Послушник так разнервничался, что мне даже стало немного жаль бедолагу. Естественно, он как мог, постарался смягчить послание не слишком скупого на выражения Трифона, однако даже в таком виде оно не предвещало ничего хорошего. Старший дознаватель был тем человеком, который, как говорится, вышел из низов, продравшись через тернии к тепленькому местечку в кабинете подальше от грязной работы. Никогда бы не подумал, что человек может быть настолько беспричинно злым и жестоким, пока не оказался под его прямой юрисдикцией, и потому сейчас моё сердце невольно ушло в пятки, как и у стоящего передо мной послушника. Впрочем, ему приходилось еще хуже: он боялся не только старшего дознавателя, но еще и представителя светского братства в моём лице. У меня, конечно, и в мыслях не было устраивать послушнику сцену за столь «раннее» пробуждение и беспокойство, но тот явно опасался худшего, привыкший к наказаниям за любой проступок.

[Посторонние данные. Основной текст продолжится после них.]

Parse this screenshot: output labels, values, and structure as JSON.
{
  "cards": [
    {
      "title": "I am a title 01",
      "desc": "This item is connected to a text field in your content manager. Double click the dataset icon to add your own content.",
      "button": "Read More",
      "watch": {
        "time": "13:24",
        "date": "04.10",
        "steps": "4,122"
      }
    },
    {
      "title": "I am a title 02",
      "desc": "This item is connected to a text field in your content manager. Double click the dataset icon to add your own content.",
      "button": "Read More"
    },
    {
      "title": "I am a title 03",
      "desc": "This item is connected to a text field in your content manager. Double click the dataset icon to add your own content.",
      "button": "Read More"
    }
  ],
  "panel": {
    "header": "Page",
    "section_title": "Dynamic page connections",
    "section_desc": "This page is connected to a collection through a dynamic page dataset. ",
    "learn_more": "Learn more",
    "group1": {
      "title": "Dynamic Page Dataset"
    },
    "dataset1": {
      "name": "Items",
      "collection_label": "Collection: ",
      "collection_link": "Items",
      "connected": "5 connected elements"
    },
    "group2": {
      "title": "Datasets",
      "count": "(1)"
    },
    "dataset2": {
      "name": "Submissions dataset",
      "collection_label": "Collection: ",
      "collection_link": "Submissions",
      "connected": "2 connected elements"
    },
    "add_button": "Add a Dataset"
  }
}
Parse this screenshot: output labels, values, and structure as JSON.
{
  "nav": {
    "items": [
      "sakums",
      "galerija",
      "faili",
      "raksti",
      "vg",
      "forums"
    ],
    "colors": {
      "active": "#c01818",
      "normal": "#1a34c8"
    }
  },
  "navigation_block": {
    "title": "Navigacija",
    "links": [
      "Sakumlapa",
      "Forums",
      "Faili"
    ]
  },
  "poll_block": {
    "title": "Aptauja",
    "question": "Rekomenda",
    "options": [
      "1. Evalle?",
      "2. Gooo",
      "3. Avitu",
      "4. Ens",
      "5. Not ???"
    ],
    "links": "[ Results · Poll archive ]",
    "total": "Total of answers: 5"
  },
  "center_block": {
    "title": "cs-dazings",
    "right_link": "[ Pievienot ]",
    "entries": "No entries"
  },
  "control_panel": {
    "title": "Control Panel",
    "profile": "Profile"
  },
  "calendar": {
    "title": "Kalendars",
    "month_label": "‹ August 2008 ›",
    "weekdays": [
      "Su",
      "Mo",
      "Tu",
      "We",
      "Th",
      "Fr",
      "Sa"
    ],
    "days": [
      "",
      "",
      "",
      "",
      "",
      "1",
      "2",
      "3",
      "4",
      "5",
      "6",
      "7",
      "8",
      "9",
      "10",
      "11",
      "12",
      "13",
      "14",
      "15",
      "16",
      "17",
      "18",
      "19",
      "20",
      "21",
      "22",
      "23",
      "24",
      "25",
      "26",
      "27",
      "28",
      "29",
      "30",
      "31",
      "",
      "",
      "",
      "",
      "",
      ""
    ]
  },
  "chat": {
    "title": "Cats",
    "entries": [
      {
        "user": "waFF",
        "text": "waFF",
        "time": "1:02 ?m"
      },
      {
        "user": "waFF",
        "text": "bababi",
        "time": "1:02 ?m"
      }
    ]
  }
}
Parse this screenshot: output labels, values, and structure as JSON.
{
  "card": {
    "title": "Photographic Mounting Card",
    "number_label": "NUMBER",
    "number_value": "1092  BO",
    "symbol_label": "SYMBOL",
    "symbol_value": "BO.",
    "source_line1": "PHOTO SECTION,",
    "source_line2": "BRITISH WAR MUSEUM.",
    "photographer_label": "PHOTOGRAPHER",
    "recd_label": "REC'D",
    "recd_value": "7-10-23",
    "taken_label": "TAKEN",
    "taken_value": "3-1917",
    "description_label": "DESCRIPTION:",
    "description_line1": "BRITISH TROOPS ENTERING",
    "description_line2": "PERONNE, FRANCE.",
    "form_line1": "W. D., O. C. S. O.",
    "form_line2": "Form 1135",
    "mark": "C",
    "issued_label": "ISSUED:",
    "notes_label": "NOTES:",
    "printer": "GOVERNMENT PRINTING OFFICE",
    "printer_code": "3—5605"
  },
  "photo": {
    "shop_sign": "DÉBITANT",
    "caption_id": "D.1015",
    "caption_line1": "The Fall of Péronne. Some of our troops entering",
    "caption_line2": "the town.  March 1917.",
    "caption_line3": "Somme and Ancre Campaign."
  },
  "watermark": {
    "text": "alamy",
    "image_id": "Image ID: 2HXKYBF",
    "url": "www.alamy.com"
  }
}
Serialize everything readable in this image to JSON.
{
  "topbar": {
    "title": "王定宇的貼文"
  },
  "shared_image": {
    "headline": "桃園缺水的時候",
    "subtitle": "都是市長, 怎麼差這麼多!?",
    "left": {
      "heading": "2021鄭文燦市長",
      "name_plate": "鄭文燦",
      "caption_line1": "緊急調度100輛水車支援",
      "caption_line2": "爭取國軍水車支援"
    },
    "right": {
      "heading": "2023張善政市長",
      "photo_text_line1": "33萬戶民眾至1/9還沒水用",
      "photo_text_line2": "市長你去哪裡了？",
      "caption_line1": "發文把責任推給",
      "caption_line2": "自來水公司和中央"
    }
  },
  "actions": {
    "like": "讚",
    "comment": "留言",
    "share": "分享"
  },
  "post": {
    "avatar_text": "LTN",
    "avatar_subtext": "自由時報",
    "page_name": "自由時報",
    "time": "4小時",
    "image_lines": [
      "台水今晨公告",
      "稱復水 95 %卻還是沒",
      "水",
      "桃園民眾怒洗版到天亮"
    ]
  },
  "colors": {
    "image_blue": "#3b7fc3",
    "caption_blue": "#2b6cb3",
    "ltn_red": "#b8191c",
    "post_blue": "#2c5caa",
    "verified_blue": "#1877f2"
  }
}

– Хорошо, ступай. Я постараюсь не испытывать его терпение и поскорее отправлюсь в капитул.

– Боюсь, кир, тебе стоит сразу отправиться на площадь Аурена, – виновато хлопнув глазами, послушник даже отступил на полшага, – я здесь уже более часа стою, после того, как твой слуга отказался пускать меня на порог.

Я выругался в сердцах и трижды проклял тот день, когда согласился впустить в свой дом Грева. По правилам, мне не полагалось больше одного слуги, и к тому же выбирать можно было только из тех, на кого простиралось попечительство ордена, однако выбор мой, из всех прочих вариантов, оказался крайне неудачным.

– Тогда я туда и отправлюсь, – с трудом вернув лицу спокойное выражение, я захлопнул перед послушником дверь, оставив несчастного в расстроенных чувствах.

Времени у меня не оставалось, и потому тратить его на поиски нерадивого слуги я не стал. Быстро умывшись и сменив домашнюю тунику на более просторную, с золотым шитьем, опоясавшись кожаной перевязью с мечом, я вышел на улицу. Разгуливать по мостовым Стафероса пешком не слишком приличествовало положению, но площадь Аурена, на которой находился искомый дом, находилась всего в нескольких кварталах от дома. Тратить время на седлание Хлыста, а тем более, на ожидание паланкина, в данный момент смерти подобно. Знать бы только, зачем я понадобился Трифону, больше жизни ненавидевшему опоздания. Само собой, не будь я из рода Кемман, не видать мне нынешней должности как своих ушей, и это в лучшем случае. Но даже с учетом моего положения ласковых слов от старшего дознавателя ждать не стоит.

На раскаленных улицах ни души. Редкие в этих местах деревья, казалось, пригнулись к земле, не в силах выдержать гнет небесного светила, и только ветер, горячий и въедливый, непрестанно, но всё равно как-то лениво клевал их, будто падальщик умирающего буйвола. Мостовая исходила полуденным жаром, плавясь как олово в печи, и я будто бы чувствовал его даже сквозь толстые подошвы сандалий. За свои шестнадцать лет я еще ни разу не наблюдал такой жаркой погоды, и чувствовал себя соответствующе. Казалось, сам Антартес решил выжечь империю до тла и превратить ее в пустыню, какую мне доводилось некогда наблюдать далеко на юге в землях халифата Солдрейна. С наступлением жары город будто замер, уснул, накрытый одеялом из спертого воздуха, скорчился подобно иссохшему мертвецу. Последние два месяца я занимался лишь тем, что лежал на голых простынях, вечерами принимая гостей и сам изредка выбираясь на прогулки. Кроме вина в этом удушливом мире не осталось развлечений, и потому мы заливались им до самого горлышка, разбавляя его ледяной водой из подземных источников и льдом, ставшим теперь на вес золота. Жара выматывала и доводила до исступления, и даже ночью от нее не было спасения. Шумные прежде пиры превратились в собрания растянувшихся на мраморных полах тел, жаждущих лишь одного: прохлады. И потому нынешняя незапланированная прогулка вызывала во мне смешанные чувства. С одной стороны я был рад занять себя хоть чем-нибудь, но с другой – невыносимая жара и предстоящая встреча с Трифоном сказывались неприятным напряжением где-то в груди. Я был весь на взводе и чувство это, пожалуй, вовсе не было чем-то приятным.